Attaque d’une brebis dans les Pyrénées: les experts suspectent aussi l’ourse slovène Claverina

Publié le : Last updated:

Temps de lecture : 2 minutes  

attaque brebis ours

Capture d’image d’une vidéo de l’Office national de la chasse et de la faune sauvage (ONCFS) montrant la réintroduction d’une femelle ours dans les montagnes des Pyrénées-Atlantiques, le 5 octobre 2018
© l’Office national de la chasse et de la faune sauvage (l’ONCFS)/AFP/Archives –

Pau (AFP) – L’expertise menée par la Direction départementale des territoires et de la mer (DDTM) confirme que la brebis retrouvée morte cette semaine par un éleveur des Pyrénées-Atlantiques a été victime d’une « prédation » au moment où une balise plaçait au même endroit l’ourse slovène Claverina, introduite en octobre dans les Pyrénées françaises, annonce samedi la préfecture.

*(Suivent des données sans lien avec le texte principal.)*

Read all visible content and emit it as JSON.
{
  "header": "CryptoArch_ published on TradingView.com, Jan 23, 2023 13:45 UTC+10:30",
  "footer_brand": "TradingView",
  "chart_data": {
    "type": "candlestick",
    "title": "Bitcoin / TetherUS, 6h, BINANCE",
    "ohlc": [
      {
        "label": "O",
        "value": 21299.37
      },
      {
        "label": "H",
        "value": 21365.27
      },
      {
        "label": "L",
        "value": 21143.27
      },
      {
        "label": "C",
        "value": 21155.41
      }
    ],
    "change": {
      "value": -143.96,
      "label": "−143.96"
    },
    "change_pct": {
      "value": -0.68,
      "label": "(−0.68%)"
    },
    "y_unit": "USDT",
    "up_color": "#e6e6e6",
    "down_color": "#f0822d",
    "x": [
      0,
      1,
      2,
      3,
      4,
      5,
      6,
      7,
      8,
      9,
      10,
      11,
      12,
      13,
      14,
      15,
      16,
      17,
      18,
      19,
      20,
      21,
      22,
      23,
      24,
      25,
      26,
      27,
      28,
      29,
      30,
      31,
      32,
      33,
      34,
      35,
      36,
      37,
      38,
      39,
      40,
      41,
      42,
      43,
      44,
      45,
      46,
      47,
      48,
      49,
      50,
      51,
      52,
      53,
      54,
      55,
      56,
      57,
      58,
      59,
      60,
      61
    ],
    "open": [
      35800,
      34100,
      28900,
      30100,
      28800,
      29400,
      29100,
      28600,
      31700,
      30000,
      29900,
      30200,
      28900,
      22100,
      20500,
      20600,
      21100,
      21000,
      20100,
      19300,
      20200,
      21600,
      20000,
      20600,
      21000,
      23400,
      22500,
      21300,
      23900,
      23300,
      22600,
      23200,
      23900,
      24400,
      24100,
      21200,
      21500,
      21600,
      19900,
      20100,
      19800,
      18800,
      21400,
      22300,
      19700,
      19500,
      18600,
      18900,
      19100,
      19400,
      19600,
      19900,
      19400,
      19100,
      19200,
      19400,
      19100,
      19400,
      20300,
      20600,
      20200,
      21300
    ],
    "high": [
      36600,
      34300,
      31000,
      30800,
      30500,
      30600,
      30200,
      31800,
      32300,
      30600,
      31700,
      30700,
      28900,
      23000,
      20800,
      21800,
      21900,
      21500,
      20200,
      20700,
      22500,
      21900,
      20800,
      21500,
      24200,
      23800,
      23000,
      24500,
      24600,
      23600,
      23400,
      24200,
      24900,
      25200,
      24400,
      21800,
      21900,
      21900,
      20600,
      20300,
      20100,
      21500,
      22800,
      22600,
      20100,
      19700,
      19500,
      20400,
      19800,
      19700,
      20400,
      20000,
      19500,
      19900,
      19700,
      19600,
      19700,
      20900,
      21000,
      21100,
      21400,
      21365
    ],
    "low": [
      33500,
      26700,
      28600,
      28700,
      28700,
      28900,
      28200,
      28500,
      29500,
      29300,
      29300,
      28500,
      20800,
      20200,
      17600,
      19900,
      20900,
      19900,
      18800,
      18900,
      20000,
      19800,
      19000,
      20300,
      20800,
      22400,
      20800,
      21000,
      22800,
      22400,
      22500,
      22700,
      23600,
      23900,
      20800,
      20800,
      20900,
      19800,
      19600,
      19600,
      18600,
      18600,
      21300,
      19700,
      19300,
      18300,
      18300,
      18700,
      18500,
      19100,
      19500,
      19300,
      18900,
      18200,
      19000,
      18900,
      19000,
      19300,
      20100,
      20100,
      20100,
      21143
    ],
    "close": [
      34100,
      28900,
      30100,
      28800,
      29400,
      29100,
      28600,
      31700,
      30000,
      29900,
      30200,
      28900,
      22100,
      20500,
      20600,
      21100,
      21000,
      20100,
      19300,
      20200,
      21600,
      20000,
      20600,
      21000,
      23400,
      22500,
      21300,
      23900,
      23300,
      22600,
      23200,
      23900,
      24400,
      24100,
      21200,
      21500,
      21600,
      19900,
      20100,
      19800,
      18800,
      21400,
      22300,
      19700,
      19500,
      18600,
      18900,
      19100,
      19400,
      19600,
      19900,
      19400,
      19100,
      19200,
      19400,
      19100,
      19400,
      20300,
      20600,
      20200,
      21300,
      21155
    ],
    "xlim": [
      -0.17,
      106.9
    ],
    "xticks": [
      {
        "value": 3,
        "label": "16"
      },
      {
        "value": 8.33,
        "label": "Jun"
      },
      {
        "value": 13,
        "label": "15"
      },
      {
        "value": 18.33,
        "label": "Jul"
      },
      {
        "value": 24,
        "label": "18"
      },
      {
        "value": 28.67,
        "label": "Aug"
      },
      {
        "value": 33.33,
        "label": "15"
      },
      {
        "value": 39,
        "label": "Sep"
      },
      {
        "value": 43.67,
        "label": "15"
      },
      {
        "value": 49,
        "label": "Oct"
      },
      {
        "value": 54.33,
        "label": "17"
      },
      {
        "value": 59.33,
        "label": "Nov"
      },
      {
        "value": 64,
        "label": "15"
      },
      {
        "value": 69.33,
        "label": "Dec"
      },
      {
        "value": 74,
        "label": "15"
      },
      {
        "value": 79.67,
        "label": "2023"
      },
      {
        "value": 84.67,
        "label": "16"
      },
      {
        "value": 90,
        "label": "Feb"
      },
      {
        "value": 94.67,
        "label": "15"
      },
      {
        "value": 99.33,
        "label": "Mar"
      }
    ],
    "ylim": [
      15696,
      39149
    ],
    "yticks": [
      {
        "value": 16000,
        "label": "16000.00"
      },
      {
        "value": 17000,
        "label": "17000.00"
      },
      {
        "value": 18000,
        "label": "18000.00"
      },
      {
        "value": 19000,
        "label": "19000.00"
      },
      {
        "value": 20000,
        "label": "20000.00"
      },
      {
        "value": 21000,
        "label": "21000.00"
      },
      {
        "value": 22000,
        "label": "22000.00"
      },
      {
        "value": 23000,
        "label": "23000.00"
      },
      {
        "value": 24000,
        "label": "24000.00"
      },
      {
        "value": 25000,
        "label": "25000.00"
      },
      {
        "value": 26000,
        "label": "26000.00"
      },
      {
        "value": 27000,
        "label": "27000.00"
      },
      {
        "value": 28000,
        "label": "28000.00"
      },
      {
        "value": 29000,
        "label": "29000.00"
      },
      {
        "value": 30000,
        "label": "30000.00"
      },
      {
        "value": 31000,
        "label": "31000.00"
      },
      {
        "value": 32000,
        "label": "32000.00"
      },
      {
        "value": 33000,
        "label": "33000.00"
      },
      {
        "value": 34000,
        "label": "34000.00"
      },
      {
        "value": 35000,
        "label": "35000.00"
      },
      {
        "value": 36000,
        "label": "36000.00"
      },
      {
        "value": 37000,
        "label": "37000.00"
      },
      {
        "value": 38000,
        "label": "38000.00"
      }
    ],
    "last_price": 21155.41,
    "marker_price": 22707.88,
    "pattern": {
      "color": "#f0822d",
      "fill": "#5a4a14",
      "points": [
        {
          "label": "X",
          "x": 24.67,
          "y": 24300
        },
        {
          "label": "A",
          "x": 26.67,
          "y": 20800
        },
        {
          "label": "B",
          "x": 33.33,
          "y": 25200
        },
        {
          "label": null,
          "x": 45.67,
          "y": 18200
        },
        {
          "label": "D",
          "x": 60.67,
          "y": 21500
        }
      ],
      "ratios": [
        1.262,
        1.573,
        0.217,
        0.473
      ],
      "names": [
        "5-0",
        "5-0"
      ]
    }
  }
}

« Les caractéristiques des blessures relevées sur la carcasse de l’animal démontrent qu’il s’agit bien d’une prédation, et que l’on ne peut pas écarter la responsabilité de l’ours », a conclu la DDTM, qui a donc décidé de lancer une procédure d’indemnisation de l’éleveur de cette brebis, première victime en France de Claverina.

La préfecture avait annoncé vendredi que des « traces de morsures (ont été) relevées » sur une brebis morte découverte par un éleveur à Larrau alors que « les localisations GPS transmises par le collier émetteur de Claverina l’ont signalée dans la nuit du 29 avril au 30 avril à proximité immédiate » du lieu où la bête morte a été trouvée.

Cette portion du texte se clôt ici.